Kami Vaniea received her Ph.D. in computer science at Carnegie Mellon University and is now a Lecturer/Assistant Professor in Cyber Security at the University of Edinburgh. Her research is in human factors of cyber security and privacy aiming to better understand the protection needs of all types of users.

Mohamed Khamis

Mohamed Khamis received his Ph.D. in media informatics at LMU Munich and is now a Lecturer/Assistant Professor at the University of Glasgow. His research is at the intersection of ubiquitous computing and privacy. He is interested in understanding ubiquitous technologies’ privacy implications and in developing novel privacy-protecting systems.

Notes

1. Open Wonderland enables researchers to build interactive and multi-user virtual worlds (http://www.openwonderland.org/http://www.openwonderland.org/, accessed 08/03/2021)

3. Bostock et al. (Citation2011) presented data-driven documents (D3) as a novel approach for visualizations at IEEE Transactions on Visualization and Computer Graphics in 2011. Originating from research conducted at Stanford University, D3.js found its way into web development and is nowadays a library for data-driven visualizations and used by many developers.

4. The Developing Secure Systems Summit (DS3, https://ds3summit.github.io/https://ds3summit.github.io/, accessed 06/03/2021) seeks to establish a new meeting ground for researchers and practitioners from software industry, academia, research labs, and governments.

5. The WSIW workshop (https://wsiw.sec.uni-hannover.de/https://wsiw.sec.uni-hannover.de/, accessed 06/03/2021) is a quarterly event and aims to develop and stimulate discussion about security information worker.

References

Appendices

Appendix A.

Interview Invitation

We asked USEC experts if they are willing to be interviewed about their research and included links to several of their research papers that we identified in the review described in Section 3.1.

Figure A1. Our interview request included an introduction of our research group, example papers of the expert, and an attached information sheet. Note that we censored specific parts in the e-mail for anonymity reasons.

Figure A1. Our interview request included an introduction of our research group, example papers of the expert, and an attached information sheet. Note that we censored specific parts in the e-mail for anonymity reasons.

Appendix B.

Semi-structured Interview Questions

(1) Typical Research Journey from Idea to Publication

(a) Let us consider a novel security or privacy-preserving system: If we walk along the path, from an initial idea to the final publication, how would these steps look like?

(b) With a focus on each specific step: What are challenges or limitations that you encountered when designing, implementing, and evaluating such prototype systems?

(2) Research Challenges and Limitations

(a) Were there limitations that you encountered when iteratively designing, implementing, and evaluating prototype systems?

(b) What were the most challenging parts when developing [experts’ prototype system]? Were there any limitations or things you would have preferred to do differently but could not do so?

(c) What are your thoughts regarding the approaches USEC researchers apply to evaluate privacy and security?

(3) The Ecological Validity of Current Evaluations

(a) Do you see controlled lab studies as the “way to go” to evaluate security and privacy-aware prototype systems?

(b) What are your thoughts on the different study types (e.g., lab, online, or in-the-wild studies) USEC researchers currently apply to assess a prototype system’s privacy/security and usability?
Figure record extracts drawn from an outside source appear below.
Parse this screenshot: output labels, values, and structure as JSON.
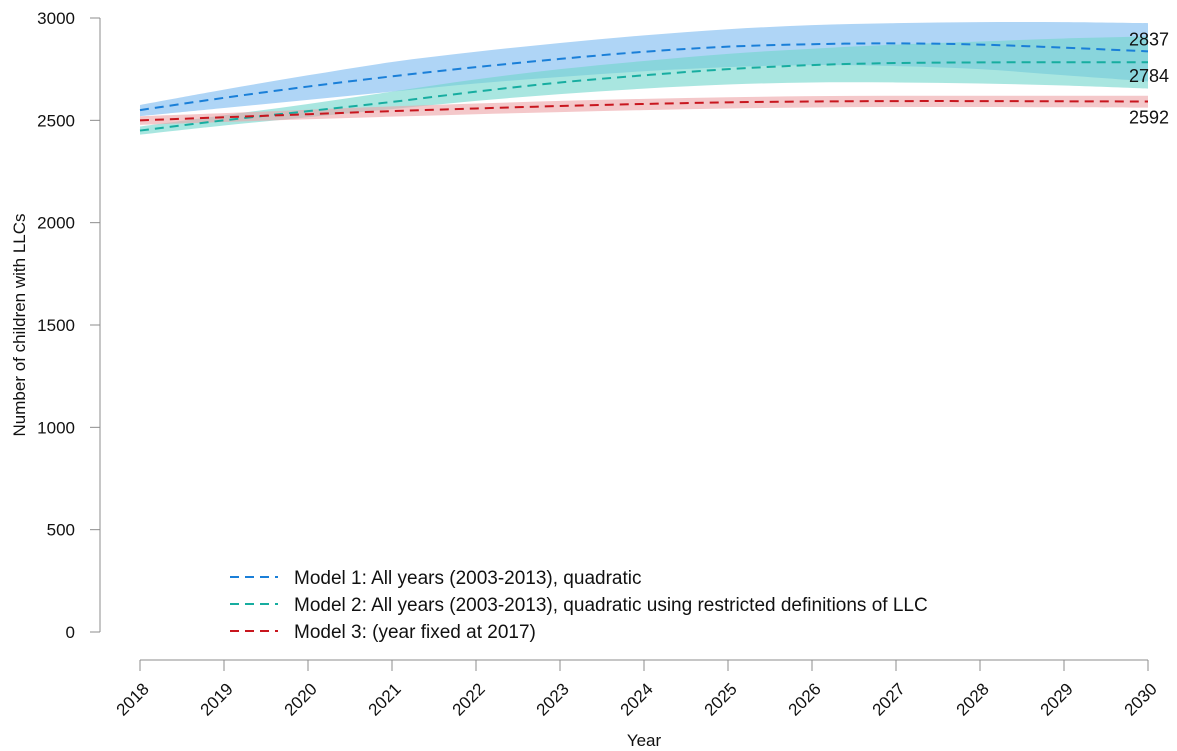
{
  "chart_data": {
    "type": "line",
    "xlabel": "Year",
    "ylabel": "Number of children with LLCs",
    "ylim": [
      0,
      3000
    ],
    "yticks": [
      0,
      500,
      1000,
      1500,
      2000,
      2500,
      3000
    ],
    "xlim": [
      2018,
      2030
    ],
    "xticks": [
      "2018",
      "2019",
      "2020",
      "2021",
      "2022",
      "2023",
      "2024",
      "2025",
      "2026",
      "2027",
      "2028",
      "2029",
      "2030"
    ],
    "grid": false,
    "legend_position": "bottom-left",
    "x": [
      2018,
      2019,
      2020,
      2021,
      2022,
      2023,
      2024,
      2025,
      2026,
      2027,
      2028,
      2029,
      2030
    ],
    "series": [
      {
        "name": "Model 1: All years (2003-2013), quadratic",
        "color": "#1a7fd8",
        "band_color": "#7ab9f0",
        "values": [
          2550,
          2610,
          2665,
          2715,
          2760,
          2800,
          2835,
          2860,
          2872,
          2876,
          2870,
          2855,
          2837
        ],
        "lower": [
          2520,
          2560,
          2600,
          2640,
          2680,
          2712,
          2740,
          2760,
          2770,
          2765,
          2750,
          2720,
          2690
        ],
        "upper": [
          2575,
          2650,
          2720,
          2785,
          2835,
          2878,
          2915,
          2945,
          2965,
          2975,
          2980,
          2980,
          2975
        ],
        "end_label": "2837"
      },
      {
        "name": "Model 2: All years (2003-2013), quadratic using restricted definitions of LLC",
        "color": "#17ada0",
        "band_color": "#6fd6cc",
        "values": [
          2450,
          2500,
          2545,
          2590,
          2640,
          2685,
          2720,
          2750,
          2770,
          2780,
          2783,
          2784,
          2784
        ],
        "lower": [
          2430,
          2475,
          2515,
          2555,
          2595,
          2628,
          2655,
          2675,
          2685,
          2685,
          2680,
          2670,
          2655
        ],
        "upper": [
          2470,
          2525,
          2580,
          2640,
          2700,
          2750,
          2790,
          2825,
          2850,
          2870,
          2885,
          2900,
          2910
        ],
        "end_label": "2784"
      },
      {
        "name": "Model 3: (year fixed at 2017)",
        "color": "#c8161e",
        "band_color": "#eda3a6",
        "values": [
          2500,
          2515,
          2530,
          2545,
          2558,
          2570,
          2580,
          2588,
          2592,
          2594,
          2594,
          2593,
          2592
        ],
        "lower": [
          2478,
          2492,
          2505,
          2518,
          2530,
          2540,
          2550,
          2558,
          2563,
          2565,
          2565,
          2564,
          2562
        ],
        "upper": [
          2520,
          2535,
          2552,
          2568,
          2582,
          2595,
          2605,
          2613,
          2618,
          2620,
          2620,
          2620,
          2620
        ],
        "end_label": "2592"
      }
    ]
  }
}
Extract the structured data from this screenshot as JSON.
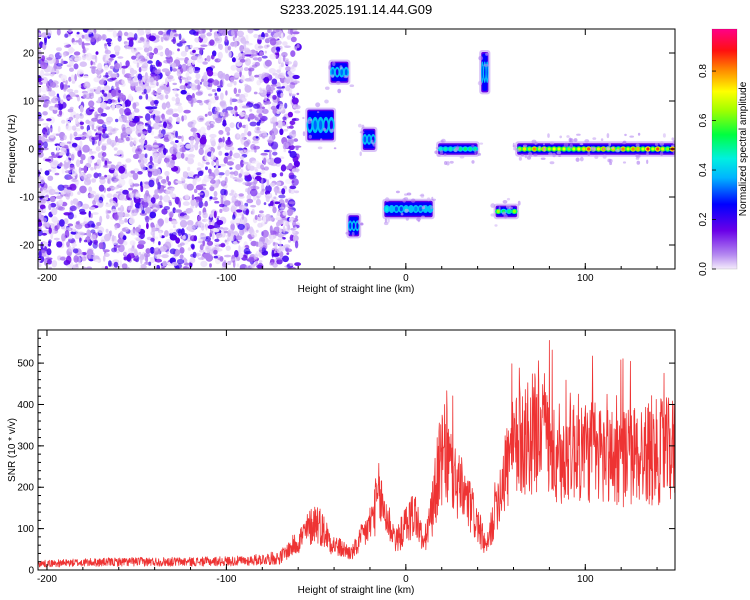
{
  "figure": {
    "title": "S233.2025.191.14.44.G09"
  },
  "colors": {
    "snr_line": "#ee3333",
    "background": "#ffffff",
    "axes": "#000000"
  },
  "chart_data": [
    {
      "type": "heatmap",
      "xlabel": "Height of straight line (km)",
      "ylabel": "Frequency (Hz)",
      "xlim": [
        -205,
        150
      ],
      "ylim": [
        -25,
        25
      ],
      "xticks": [
        -200,
        -100,
        0,
        100
      ],
      "yticks": [
        -20,
        -10,
        0,
        10,
        20
      ],
      "grid": false,
      "colorbar": {
        "label": "Normalized spectral amplitude",
        "range": [
          0,
          0.97
        ],
        "ticks": [
          0.0,
          0.2,
          0.4,
          0.6,
          0.8
        ],
        "colormap": "rainbow: white-lavender, purple, blue, cyan, green, yellow, orange, red, magenta"
      },
      "features": [
        {
          "x_range": [
            -205,
            -60
          ],
          "freq_range": [
            -25,
            25
          ],
          "amplitude": 0.1
        },
        {
          "x_range": [
            -55,
            -40
          ],
          "freq_range": [
            2,
            8
          ],
          "amplitude": 0.3
        },
        {
          "x_range": [
            -42,
            -32
          ],
          "freq_range": [
            14,
            18
          ],
          "amplitude": 0.3
        },
        {
          "x_range": [
            -32,
            -26
          ],
          "freq_range": [
            -18,
            -14
          ],
          "amplitude": 0.3
        },
        {
          "x_range": [
            -24,
            -17
          ],
          "freq_range": [
            0,
            4
          ],
          "amplitude": 0.3
        },
        {
          "x_range": [
            -12,
            15
          ],
          "freq_range": [
            -14,
            -11
          ],
          "amplitude": 0.4
        },
        {
          "x_range": [
            18,
            40
          ],
          "freq_range": [
            -1,
            1
          ],
          "amplitude": 0.5
        },
        {
          "x_range": [
            42,
            46
          ],
          "freq_range": [
            12,
            20
          ],
          "amplitude": 0.3
        },
        {
          "x_range": [
            50,
            62
          ],
          "freq_range": [
            -14,
            -12
          ],
          "amplitude": 0.6
        },
        {
          "x_range": [
            62,
            150
          ],
          "freq_range": [
            -1,
            1
          ],
          "amplitude": 0.8
        }
      ]
    },
    {
      "type": "line",
      "xlabel": "Height of straight line (km)",
      "ylabel": "SNR (10 * v/v)",
      "xlim": [
        -205,
        150
      ],
      "ylim": [
        0,
        580
      ],
      "xticks": [
        -200,
        -100,
        0,
        100
      ],
      "yticks": [
        0,
        100,
        200,
        300,
        400,
        500
      ],
      "grid": false,
      "series": [
        {
          "x": [
            -205,
            -180,
            -150,
            -120,
            -90,
            -70,
            -60,
            -50,
            -40,
            -30,
            -20,
            -15,
            -10,
            -5,
            0,
            5,
            10,
            15,
            18,
            22,
            28,
            35,
            40,
            45,
            48,
            52,
            58,
            65,
            72,
            76,
            80,
            85,
            90,
            100,
            110,
            120,
            130,
            140,
            150
          ],
          "y": [
            15,
            18,
            20,
            20,
            22,
            30,
            70,
            120,
            60,
            40,
            110,
            180,
            120,
            70,
            110,
            140,
            60,
            150,
            240,
            280,
            210,
            160,
            110,
            50,
            110,
            200,
            270,
            320,
            330,
            380,
            310,
            230,
            300,
            290,
            280,
            270,
            280,
            285,
            290
          ]
        }
      ]
    }
  ]
}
(c) What keeps USEC researchers and practitioners away from investigating security and privacy-aware systems in more realistic contexts (e.g., at a public space such as a bus station)?

(d) Would you prefer to see “more realistic” studies, for example, field studies? Can you please outline why or why not you think so?

(e) Talking about the ecological validity of human-centered evaluations: What conditions have in your opinion a significant influence on the validity of research findings?

(f) Let’s assume you have the time and resources available to re-run parts of your [papers study] again. Would there be anything you would like to investigate in addition to the metrics you have already mentioned in your publications?